Sunday, January 4, 2015

Sikkim on a motorcycle - Part I

The beating wind bellows, screams and pierces through my riding jackets. My knuckles freeze and my fingers ice up. I feel a churn in my belly - not of hunger - but one of anxiety. My face, hidden behind the helmet, has cracked under the prolonged exposure to the fierce cold.

So cold that a cup of hot tea freezes in half a minute.
Chocolates can become as hard as steel plates.
And a minute's walk can leave you breathless for the next quarter of an hour.

At Thangu
Far away a few yaks dart across the plateau, scurrying for cover from the freezing cold. And here, I hang on to the thin air, latching on to the remaining oxygen.

In this primal and hostile environment, stands the massive Giagong plateau, one that fades into the horizon everywhere. I know I haven’t hit the plateau yet, but the flat nature of the land and reducing number of turns tell me that I am almost there. Edges of mountains, precipitated by snow are visible in remote distances.

It is the fag end of autumn and winter has set in the high plains of the Eastern frontier. It is a pilgrimage - one of the different kind. There are no Gods to be praised, no demons to be exorcised. The pilgrimage is a journey, to the high mountains on a motorcycle that drones under the lack of air, but does not stop. Ruts, dug by the military vehicles and telephone cables serve as pointers in these high plains.

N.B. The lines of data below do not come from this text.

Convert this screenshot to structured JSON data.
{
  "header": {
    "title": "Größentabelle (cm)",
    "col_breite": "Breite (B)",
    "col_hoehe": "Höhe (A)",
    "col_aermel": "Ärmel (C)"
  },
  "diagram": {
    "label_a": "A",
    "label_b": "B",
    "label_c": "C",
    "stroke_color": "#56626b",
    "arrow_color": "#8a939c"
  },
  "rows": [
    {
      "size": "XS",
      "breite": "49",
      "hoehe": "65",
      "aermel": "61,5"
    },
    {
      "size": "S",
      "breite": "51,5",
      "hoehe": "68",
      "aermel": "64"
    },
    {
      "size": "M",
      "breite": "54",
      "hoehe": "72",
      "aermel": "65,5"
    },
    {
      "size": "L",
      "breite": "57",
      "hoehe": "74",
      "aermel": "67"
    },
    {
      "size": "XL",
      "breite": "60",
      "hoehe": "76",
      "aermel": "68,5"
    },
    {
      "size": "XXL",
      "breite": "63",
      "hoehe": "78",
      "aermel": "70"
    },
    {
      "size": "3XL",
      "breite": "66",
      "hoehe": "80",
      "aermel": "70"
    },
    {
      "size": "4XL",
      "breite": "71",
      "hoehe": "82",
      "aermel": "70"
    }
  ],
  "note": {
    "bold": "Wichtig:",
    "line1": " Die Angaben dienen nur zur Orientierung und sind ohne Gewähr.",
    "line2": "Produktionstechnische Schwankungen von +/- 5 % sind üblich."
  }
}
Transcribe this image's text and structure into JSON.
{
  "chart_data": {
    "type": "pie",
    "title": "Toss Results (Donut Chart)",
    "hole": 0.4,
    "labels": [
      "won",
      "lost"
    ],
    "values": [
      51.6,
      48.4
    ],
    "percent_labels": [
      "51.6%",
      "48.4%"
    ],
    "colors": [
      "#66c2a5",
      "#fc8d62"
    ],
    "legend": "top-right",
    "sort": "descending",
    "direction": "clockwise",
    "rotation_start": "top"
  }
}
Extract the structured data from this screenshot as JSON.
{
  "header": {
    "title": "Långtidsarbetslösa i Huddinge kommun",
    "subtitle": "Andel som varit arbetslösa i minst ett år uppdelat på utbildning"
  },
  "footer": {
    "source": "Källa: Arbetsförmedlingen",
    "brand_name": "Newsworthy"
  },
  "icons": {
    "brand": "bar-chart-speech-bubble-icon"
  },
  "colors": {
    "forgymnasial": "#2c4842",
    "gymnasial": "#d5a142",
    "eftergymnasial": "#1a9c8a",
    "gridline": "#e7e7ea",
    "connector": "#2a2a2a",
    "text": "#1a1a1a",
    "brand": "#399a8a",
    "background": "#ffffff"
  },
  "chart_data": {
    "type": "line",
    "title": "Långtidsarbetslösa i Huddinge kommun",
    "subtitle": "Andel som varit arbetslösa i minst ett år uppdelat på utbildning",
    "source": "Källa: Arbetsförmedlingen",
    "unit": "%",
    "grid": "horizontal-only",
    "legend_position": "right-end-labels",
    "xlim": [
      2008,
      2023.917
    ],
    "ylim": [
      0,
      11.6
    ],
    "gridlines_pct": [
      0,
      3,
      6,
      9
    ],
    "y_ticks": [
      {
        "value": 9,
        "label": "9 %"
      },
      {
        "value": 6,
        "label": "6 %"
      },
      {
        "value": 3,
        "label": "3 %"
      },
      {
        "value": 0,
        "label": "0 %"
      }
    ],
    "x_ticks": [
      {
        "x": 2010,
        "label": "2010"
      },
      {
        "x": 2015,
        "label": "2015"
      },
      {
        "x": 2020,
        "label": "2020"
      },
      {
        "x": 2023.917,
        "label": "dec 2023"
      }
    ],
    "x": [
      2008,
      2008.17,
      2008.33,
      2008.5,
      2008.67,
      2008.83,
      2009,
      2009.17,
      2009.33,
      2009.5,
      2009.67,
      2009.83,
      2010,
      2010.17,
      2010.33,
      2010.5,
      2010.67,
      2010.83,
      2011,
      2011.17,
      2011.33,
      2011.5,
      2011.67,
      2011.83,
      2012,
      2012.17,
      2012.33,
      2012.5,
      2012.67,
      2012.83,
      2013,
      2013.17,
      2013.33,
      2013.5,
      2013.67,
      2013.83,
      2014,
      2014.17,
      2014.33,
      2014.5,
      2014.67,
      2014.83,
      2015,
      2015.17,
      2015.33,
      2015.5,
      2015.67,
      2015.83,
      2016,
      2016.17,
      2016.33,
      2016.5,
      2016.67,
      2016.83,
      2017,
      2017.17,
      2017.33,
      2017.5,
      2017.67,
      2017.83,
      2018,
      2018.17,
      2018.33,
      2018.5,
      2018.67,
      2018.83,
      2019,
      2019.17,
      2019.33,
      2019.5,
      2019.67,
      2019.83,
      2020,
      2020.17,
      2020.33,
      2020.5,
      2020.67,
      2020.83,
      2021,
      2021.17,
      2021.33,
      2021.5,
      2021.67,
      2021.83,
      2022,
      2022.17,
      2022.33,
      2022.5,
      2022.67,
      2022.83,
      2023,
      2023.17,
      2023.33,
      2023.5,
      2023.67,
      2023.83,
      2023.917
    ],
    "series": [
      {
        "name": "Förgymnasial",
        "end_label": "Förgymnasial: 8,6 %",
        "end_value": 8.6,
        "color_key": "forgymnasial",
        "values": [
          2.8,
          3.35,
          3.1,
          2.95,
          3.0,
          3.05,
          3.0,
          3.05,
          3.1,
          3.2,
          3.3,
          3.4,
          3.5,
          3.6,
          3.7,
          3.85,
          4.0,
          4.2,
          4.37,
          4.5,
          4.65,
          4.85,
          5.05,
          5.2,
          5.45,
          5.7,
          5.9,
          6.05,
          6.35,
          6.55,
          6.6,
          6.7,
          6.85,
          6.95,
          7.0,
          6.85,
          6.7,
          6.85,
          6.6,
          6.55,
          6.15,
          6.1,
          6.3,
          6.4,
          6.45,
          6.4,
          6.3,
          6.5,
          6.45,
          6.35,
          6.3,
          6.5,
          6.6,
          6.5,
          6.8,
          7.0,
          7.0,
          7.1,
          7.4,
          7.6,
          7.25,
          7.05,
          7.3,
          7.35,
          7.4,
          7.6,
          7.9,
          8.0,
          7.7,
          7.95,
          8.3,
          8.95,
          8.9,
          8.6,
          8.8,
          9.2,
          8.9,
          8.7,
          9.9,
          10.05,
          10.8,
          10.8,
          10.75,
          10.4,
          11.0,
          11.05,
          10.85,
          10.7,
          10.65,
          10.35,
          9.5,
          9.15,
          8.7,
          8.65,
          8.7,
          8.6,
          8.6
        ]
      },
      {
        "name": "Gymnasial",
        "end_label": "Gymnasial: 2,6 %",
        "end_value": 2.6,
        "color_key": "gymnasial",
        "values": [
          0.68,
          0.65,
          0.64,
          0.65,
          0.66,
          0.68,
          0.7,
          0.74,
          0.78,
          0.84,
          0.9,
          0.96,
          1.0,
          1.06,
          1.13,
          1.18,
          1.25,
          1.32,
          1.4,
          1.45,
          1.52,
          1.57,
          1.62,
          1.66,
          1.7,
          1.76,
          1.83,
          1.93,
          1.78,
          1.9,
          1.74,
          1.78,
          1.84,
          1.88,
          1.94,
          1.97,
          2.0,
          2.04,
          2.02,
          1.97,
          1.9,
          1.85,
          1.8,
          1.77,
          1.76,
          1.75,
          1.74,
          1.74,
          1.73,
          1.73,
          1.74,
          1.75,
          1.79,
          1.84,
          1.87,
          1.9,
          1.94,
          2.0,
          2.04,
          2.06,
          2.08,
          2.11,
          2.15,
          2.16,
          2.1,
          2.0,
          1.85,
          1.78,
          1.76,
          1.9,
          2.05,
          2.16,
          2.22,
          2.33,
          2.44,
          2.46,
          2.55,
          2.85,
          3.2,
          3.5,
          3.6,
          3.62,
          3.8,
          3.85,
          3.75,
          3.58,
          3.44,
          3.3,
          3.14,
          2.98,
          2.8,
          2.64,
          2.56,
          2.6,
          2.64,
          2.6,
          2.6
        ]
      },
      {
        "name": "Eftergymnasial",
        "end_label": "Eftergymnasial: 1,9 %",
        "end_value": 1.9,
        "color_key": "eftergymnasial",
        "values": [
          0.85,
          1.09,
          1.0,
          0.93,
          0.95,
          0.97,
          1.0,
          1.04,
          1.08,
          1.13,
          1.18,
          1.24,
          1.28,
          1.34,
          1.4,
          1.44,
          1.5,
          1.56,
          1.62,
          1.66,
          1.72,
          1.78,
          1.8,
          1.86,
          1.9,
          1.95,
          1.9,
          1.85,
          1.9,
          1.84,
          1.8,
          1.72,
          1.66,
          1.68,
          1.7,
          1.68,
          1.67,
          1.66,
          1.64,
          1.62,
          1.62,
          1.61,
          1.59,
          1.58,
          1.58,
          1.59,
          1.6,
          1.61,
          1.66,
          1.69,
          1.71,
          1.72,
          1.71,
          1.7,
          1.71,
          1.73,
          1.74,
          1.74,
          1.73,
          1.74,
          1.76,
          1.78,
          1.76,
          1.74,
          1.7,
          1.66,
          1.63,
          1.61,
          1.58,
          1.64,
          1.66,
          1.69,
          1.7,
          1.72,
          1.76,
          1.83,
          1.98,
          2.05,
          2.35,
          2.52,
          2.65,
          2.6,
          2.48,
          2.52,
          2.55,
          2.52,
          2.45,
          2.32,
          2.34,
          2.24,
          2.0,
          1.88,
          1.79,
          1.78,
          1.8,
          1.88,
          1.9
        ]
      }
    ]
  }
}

I pull the jacket closer with one hand and grip the handlebar of the motorcycle with another. I miss the comfort of the windshield and the protected cabin of the car. For, in a motorcycle, you are in flow with the nature, a part of the scene. You are a surging wave that it out there to conquer what nature throws at you.

The thoughts die fast. For all I can hear now is the screaming gale and the drone of the running engine. Whereas at times, it feels too deaf and silent.